One way to deal with this problem would be to design *inauthentic* tests, but a) I don’t think this is desirable; b) it’s not clear that this would necessarily solve the problem altogether; and c) we still have no way of knowing whether the items are actually undimensional and locally independent. In other words, we can never know whether the assumptions are truly met but in many language testing situations we can be fairly confident that they are not.

So, Bachman has acknowledged that there are serious impediments to the practical application of all three approaches – CTT/CTS, G-theory and IRT. In response, he states that “in situations that may not permit the use of G-theory or IRT, estimating reliability through classical approaches is a far better alternative than failing to investigate the effects of measurement error at all because these more powerful approaches are not possible” (p. 209). As I read it, Bachman is saying here that:

- IRT is the best approach but we can’t use it in most situations because the assumptions are not likely to be met.
- G-theory is the second best approach but we can’t use it in most situations because the assumptions are not likely to be met.
- The assumptions of CTT/CTS are not likely to be met in most situations but we should use it anyway because it’s better than nothing.

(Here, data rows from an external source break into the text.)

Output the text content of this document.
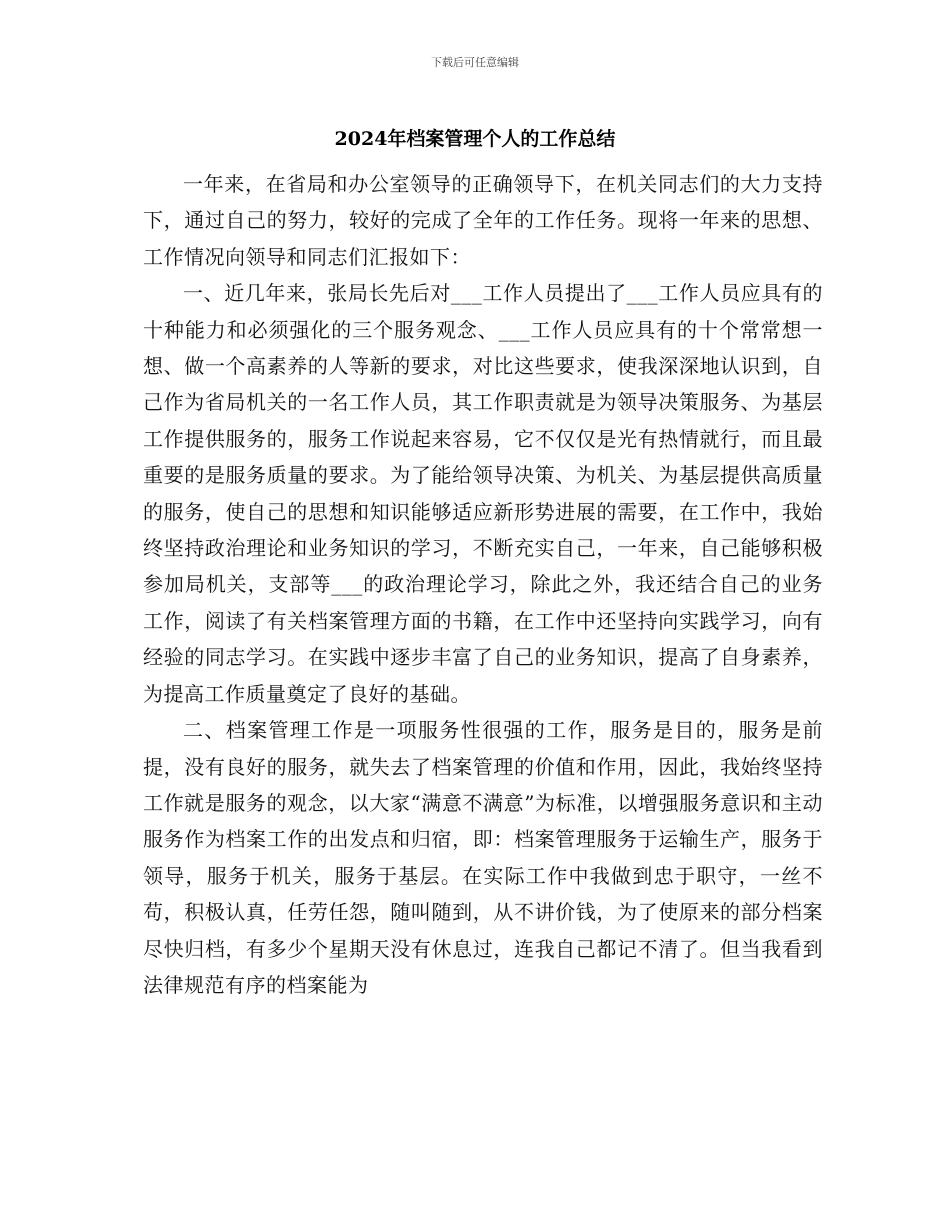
下载后可任意编辑
2024年档案管理个人的工作总结

一年来，在省局和办公室领导的正确领导下，在机关同志们的大力支持下，通过自己的努力，较好的完成了全年的工作任务。现将一年来的思想、工作情况向领导和同志们汇报如下：

一、近几年来，张局长先后对___工作人员提出了___工作人员应具有的十种能力和必须强化的三个服务观念、___工作人员应具有的十个常常想一想、做一个高素养的人等新的要求，对比这些要求，使我深深地认识到，自己作为省局机关的一名工作人员，其工作职责就是为领导决策服务、为基层工作提供服务的，服务工作说起来容易，它不仅仅是光有热情就行，而且最重要的是服务质量的要求。为了能给领导决策、为机关、为基层提供高质量的服务，使自己的思想和知识能够适应新形势进展的需要，在工作中，我始终坚持政治理论和业务知识的学习，不断充实自己，一年来，自己能够积极参加局机关，支部等___的政治理论学习，除此之外，我还结合自己的业务工作，阅读了有关档案管理方面的书籍，在工作中还坚持向实践学习，向有经验的同志学习。在实践中逐步丰富了自己的业务知识，提高了自身素养，为提高工作质量奠定了良好的基础。

二、档案管理工作是一项服务性很强的工作，服务是目的，服务是前提，没有良好的服务，就失去了档案管理的价值和作用，因此，我始终坚持工作就是服务的观念，以大家“满意不满意”为标准，以增强服务意识和主动服务作为档案工作的出发点和归宿，即：档案管理服务于运输生产，服务于领导，服务于机关，服务于基层。在实际工作中我做到忠于职守，一丝不苟，积极认真，任劳任怨，随叫随到，从不讲价钱，为了使原来的部分档案尽快归档，有多少个星期天没有休息过，连我自己都记不清了。但当我看到法律规范有序的档案能为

This is not a coherent argument and is further undermined by Bachman’s statement that “the time and resources that go into investigating reliability and minimizing measurement error must be justified by the amount of information gained and the usefulness of that information” (p. 209). In my experience, the application of CTT/CTS takes up a lot of time and resources and the ‘information’ generated is by definition useless: the assumptions of the model or theory used to generate it are not met; consequently, CTT/CTS cannot be used to interpret it; and, if we can’t use CTT/CTS to interpret the test data, we are left wondering how we *can* interpret it.

In this case, it appears to me, that Bachman was knowingly encouraging misuse in the interests of pragmatism. From what I’ve seen and heard, over the last couple of years, Bachman’s recommendation that an inappropriate psychometric theory is better than none at all has been widely taken up and this misguided practice is spreading rapidly. Who benefits from the increased use of inappropriate psychometric techniques in language testing? The test takers? I doubt it.

## How to identify and resist the inappropriate use of psychometric theory

If someone refers to confidence intervals, reliability coefficients, standard deviations, statistical significance, etc., ask them the following questions.

### 1. What does that statistic mean?

### 2. For that statistic to have that meaning, what assumptions must be met?

### 3. To what extent are these assumptions met in your specific context?

### 4. If the assumptions are not met, what does the statistic mean?

The person’s answer to these questions will indicate whether they:

- Have a good grasp of what the statistic means, assuming the assumptions are met
- Have a good grasp of the limitations to the application of the statistic to real life contexts
- Hav considered whether the statistic is actually appropriate to their specific context
- Take the theory seriously.

I personally don’t think it’s too much to ask of people that, if they are going to use statistics, that they give some thought to these questions first.